Like many, I'm tired of these cry-baby union hacks. My high school experience in the late 80's was very an education in how the NEA has trashed the public schools. Most of the teachers didn't grade papers, the students traded papers, the teacher read off the answers and the students graded them. Recording those grades for a class takes about 3 minutes. Most tests that were not graded in this fashion were scan-tron test and graded by machine.

My US History "teacher" would hand out a slip of paper on Mondays with pages to be read and about 5 questions to be answered by Friday. Every 2 or 3 weeks we would have a test (scan tron) of about 15 questions, all taken word for word from the book. The rest of the time in class, this under-worked sloth would talk about his family and his plans for the weekend.
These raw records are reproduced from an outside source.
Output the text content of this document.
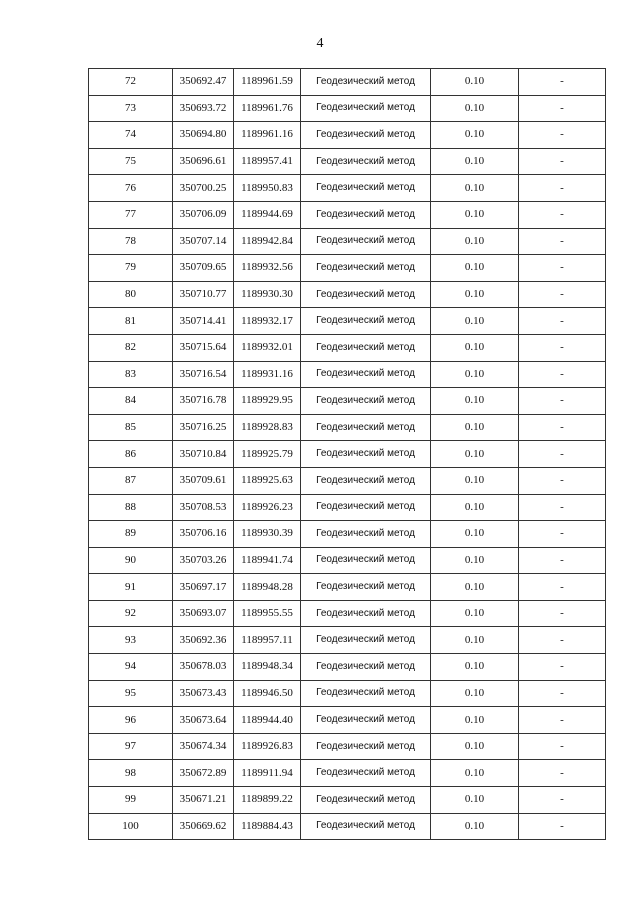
4
72	350692.47	1189961.59	Геодезический метод	0.10	-
73	350693.72	1189961.76	Геодезический метод	0.10	-
74	350694.80	1189961.16	Геодезический метод	0.10	-
75	350696.61	1189957.41	Геодезический метод	0.10	-
76	350700.25	1189950.83	Геодезический метод	0.10	-
77	350706.09	1189944.69	Геодезический метод	0.10	-
78	350707.14	1189942.84	Геодезический метод	0.10	-
79	350709.65	1189932.56	Геодезический метод	0.10	-
80	350710.77	1189930.30	Геодезический метод	0.10	-
81	350714.41	1189932.17	Геодезический метод	0.10	-
82	350715.64	1189932.01	Геодезический метод	0.10	-
83	350716.54	1189931.16	Геодезический метод	0.10	-
84	350716.78	1189929.95	Геодезический метод	0.10	-
85	350716.25	1189928.83	Геодезический метод	0.10	-
86	350710.84	1189925.79	Геодезический метод	0.10	-
87	350709.61	1189925.63	Геодезический метод	0.10	-
88	350708.53	1189926.23	Геодезический метод	0.10	-
89	350706.16	1189930.39	Геодезический метод	0.10	-
90	350703.26	1189941.74	Геодезический метод	0.10	-
91	350697.17	1189948.28	Геодезический метод	0.10	-
92	350693.07	1189955.55	Геодезический метод	0.10	-
93	350692.36	1189957.11	Геодезический метод	0.10	-
94	350678.03	1189948.34	Геодезический метод	0.10	-
95	350673.43	1189946.50	Геодезический метод	0.10	-
96	350673.64	1189944.40	Геодезический метод	0.10	-
97	350674.34	1189926.83	Геодезический метод	0.10	-
98	350672.89	1189911.94	Геодезический метод	0.10	-
99	350671.21	1189899.22	Геодезический метод	0.10	-
100	350669.62	1189884.43	Геодезический метод	0.10	-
Then there was the Biology II "teacher." We called this class "Frankie's Film-Fest" because after he took attendence he would drop a tape of "Nature" or some David Attenburough doccumnetary into the VCR and leave! We wouldn't see him again until a minute or two before the class was over.
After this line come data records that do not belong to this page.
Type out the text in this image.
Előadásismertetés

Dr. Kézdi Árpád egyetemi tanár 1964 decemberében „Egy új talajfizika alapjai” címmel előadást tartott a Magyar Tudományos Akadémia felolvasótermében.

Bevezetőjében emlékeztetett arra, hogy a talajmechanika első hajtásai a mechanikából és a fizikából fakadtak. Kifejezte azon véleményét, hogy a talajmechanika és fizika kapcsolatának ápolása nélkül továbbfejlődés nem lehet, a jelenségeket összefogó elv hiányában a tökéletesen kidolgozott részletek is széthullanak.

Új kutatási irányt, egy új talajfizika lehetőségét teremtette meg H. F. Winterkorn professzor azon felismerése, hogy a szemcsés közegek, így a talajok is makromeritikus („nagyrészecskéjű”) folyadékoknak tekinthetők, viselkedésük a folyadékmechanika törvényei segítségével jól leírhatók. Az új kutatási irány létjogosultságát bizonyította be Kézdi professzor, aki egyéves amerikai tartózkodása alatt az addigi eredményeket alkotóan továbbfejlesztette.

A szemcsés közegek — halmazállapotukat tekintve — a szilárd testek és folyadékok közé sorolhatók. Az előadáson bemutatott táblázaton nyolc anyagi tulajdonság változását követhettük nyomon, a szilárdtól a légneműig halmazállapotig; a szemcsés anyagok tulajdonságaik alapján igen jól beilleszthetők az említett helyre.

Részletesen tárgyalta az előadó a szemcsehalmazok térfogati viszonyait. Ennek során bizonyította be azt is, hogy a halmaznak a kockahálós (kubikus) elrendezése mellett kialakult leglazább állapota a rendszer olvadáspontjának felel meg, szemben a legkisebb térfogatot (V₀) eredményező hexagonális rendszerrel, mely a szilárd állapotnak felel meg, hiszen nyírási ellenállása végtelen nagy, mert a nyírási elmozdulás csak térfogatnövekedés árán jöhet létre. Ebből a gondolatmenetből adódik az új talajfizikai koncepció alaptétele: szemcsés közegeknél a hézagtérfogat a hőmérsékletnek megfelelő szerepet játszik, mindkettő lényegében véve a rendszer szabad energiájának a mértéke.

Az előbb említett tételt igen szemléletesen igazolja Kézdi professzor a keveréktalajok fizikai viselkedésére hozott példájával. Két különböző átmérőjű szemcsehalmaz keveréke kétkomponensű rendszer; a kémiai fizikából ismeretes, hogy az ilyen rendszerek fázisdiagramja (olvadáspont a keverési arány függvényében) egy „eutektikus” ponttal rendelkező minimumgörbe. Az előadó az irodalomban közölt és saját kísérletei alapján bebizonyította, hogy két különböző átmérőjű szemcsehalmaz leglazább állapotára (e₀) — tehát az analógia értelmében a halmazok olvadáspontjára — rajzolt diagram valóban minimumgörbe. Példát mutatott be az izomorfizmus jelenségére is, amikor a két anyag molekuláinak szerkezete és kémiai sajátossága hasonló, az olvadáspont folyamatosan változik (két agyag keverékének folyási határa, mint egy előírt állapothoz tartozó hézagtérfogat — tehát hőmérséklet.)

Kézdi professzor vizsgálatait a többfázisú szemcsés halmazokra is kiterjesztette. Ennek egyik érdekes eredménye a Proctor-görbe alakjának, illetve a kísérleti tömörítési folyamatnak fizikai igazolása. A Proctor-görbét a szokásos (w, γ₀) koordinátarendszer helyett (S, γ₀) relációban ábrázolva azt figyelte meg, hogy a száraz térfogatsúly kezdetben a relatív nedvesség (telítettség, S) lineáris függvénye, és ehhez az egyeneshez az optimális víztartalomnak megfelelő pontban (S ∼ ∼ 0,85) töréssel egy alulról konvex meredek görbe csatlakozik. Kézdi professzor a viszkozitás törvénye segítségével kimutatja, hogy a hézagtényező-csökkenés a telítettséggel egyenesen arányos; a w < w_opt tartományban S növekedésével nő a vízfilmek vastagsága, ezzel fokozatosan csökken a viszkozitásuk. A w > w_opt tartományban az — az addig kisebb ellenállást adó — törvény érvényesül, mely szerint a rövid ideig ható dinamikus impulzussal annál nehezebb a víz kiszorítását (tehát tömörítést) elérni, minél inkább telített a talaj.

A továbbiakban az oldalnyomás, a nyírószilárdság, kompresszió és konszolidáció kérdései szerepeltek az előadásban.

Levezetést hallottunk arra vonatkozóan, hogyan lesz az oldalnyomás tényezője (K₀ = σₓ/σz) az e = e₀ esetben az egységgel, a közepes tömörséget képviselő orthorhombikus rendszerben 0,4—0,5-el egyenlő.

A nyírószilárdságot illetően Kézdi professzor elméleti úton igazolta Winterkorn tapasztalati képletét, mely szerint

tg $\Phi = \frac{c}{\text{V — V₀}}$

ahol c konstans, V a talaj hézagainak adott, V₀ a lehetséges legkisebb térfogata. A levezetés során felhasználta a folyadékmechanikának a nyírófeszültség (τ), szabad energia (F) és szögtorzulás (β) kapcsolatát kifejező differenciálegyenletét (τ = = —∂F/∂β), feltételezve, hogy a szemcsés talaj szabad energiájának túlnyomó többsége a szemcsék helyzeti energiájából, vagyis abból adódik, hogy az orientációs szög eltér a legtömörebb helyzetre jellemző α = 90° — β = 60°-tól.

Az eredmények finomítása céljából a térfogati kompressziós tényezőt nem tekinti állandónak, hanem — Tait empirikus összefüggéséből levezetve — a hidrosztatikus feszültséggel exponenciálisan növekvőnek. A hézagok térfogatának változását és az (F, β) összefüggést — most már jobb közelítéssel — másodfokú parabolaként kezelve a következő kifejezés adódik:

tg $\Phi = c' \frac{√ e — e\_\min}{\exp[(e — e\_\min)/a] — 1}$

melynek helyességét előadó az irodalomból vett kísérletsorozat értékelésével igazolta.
Then there was the Romanian math teacher who's mastery of the English language came from watching 6 months of American TV....it helps if the teacher can communicate with the students.

I could go on and on. Needless to say, my kid is in a private school and is way ahead of the public school kids her age. The teachers there are non-union and make less than the uninion hacks. I hope the judge in Middletown fires all of them.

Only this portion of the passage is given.